Over the past several months, Avnet has made strides to change its European operations. Last month CRN reported how the distributor is ditching three of its four existing business units Avnet Partner Solutions, Avnet Visual+Data Solutions and Avnet Applied Computing Solutions in favour of a more vendor-oriented model.
With its acquisitions of Magirus and, earlier last year Access, the distributor has made the transition from an IBM-only player in the UK, to working with IBM, Sun and HP, among others. By the end of the year, Avnet’s solutions business will operate under four product groups across Europe: IBM; HP; Sun; and Eizo and a solutions and services area that will complement its main lines.
Through taking on a wider vendor portfolio, the distributor has also been looking to increase its technology range.
Vallee said the technology trends in the US and Europe are similar. “There is growth in areas such as storage, communications industries, servers, networking, security and virtualisation. These are all hot markets for both regions,” he said. “These will all be focus areas for Avnet going forward.”
Carlow agreed and said: “The UK and US are similar. A good proposition in Minneapolis is a good proposition in Manchester. There is more government-funded opportunities here and it takes six to 12 months for new technology directions to get here. At the moment we are seeing growth in virtualisation, blade servers, security and technologies that reduce manpower costs; self-install, self-configuring, self-tuning/optimising and self-healing technology are all growing.”
Welch said: “Unified communications will drive the market and adoption of this pulls through networking, storage, data service provision and importantly for the channel services.”
Vallee said one way the distributor may look to push its new technology portfolio is through a vertical focus. “In the US we are testing and learning from a vertical market focus, such as in healthcare and moving into government. We may look to bring this strategy to Europe.”
Vertical focus
However, VARs were doubtful about a vertical focus for distributors.
Carlow said: “Vendors and distribution should take technology focus and resellers should turn those technologies into solutions for the vertical markets,” he said. “If a distributor had a load of skills in finance what would that do? Maybe get another six resellers selling into that vertical, but it would not get another 60 because it takes a lot of time to infiltrate the finance sector as a supplier.”

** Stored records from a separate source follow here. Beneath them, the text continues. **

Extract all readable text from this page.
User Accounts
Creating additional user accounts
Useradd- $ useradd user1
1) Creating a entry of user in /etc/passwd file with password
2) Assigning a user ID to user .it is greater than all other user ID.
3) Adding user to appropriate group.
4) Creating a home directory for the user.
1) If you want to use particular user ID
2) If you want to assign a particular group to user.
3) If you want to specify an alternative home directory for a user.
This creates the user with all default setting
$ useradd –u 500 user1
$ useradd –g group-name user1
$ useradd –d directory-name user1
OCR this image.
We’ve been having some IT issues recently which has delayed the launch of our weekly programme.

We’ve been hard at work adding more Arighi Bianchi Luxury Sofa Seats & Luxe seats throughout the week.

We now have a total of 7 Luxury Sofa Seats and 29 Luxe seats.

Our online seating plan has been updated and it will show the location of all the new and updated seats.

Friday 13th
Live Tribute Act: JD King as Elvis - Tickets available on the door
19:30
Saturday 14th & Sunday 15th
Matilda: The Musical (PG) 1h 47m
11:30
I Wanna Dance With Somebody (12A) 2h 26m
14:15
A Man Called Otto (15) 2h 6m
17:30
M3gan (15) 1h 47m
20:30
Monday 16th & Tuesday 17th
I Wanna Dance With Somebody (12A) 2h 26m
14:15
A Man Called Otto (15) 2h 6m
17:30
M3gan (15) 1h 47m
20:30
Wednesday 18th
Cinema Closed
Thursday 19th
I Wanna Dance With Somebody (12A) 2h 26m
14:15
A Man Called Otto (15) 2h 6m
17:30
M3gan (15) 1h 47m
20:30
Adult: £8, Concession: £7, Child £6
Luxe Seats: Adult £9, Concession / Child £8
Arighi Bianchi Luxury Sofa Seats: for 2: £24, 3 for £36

Hayward said: “I think any distributor that takes a vertical focus is risking a downturn or removal of opportunity in that area. Will they move with the next big thing or be stuck selling old technology in a market that doesn’t want it?
Also, there is always a bigger, better, broader distributor who will be there saying ‘yes, we can do this, but we can also do this, this and this…’ which will always be attractive to a customer looking to consolidate their ordering with a single supplier.”
One distributor battle that has begun to set channel tongues wagging is the comparisons between the similar strategies of Avnet and its fellow US rival, Arrow.
Welch said: “Both firms are following the trend for global position and wide-scale expansion. This, however, often results in thin value coverage to maximise on economies of scale and thus get a financial return on their investment.”
Kelly said: “The two global players have been perceived as being in a race for top slot for a number of years, with various surveys placing one ahead of the other on different measures. It is at a local level that partners really see the differences. Global programmes and muscle may attract vendors, but mid-sized partners are all looking for value-add service and individuals within each of the distributors can make or break that.”
Vallee said it was only natural for the two distributors to be compared. “We are doing the same things and both making acquisitions,” he said.
“There are resellers who partner with us and resellers who partner with Arrow, and the way to win is to help those resellers to grow faster than the others.”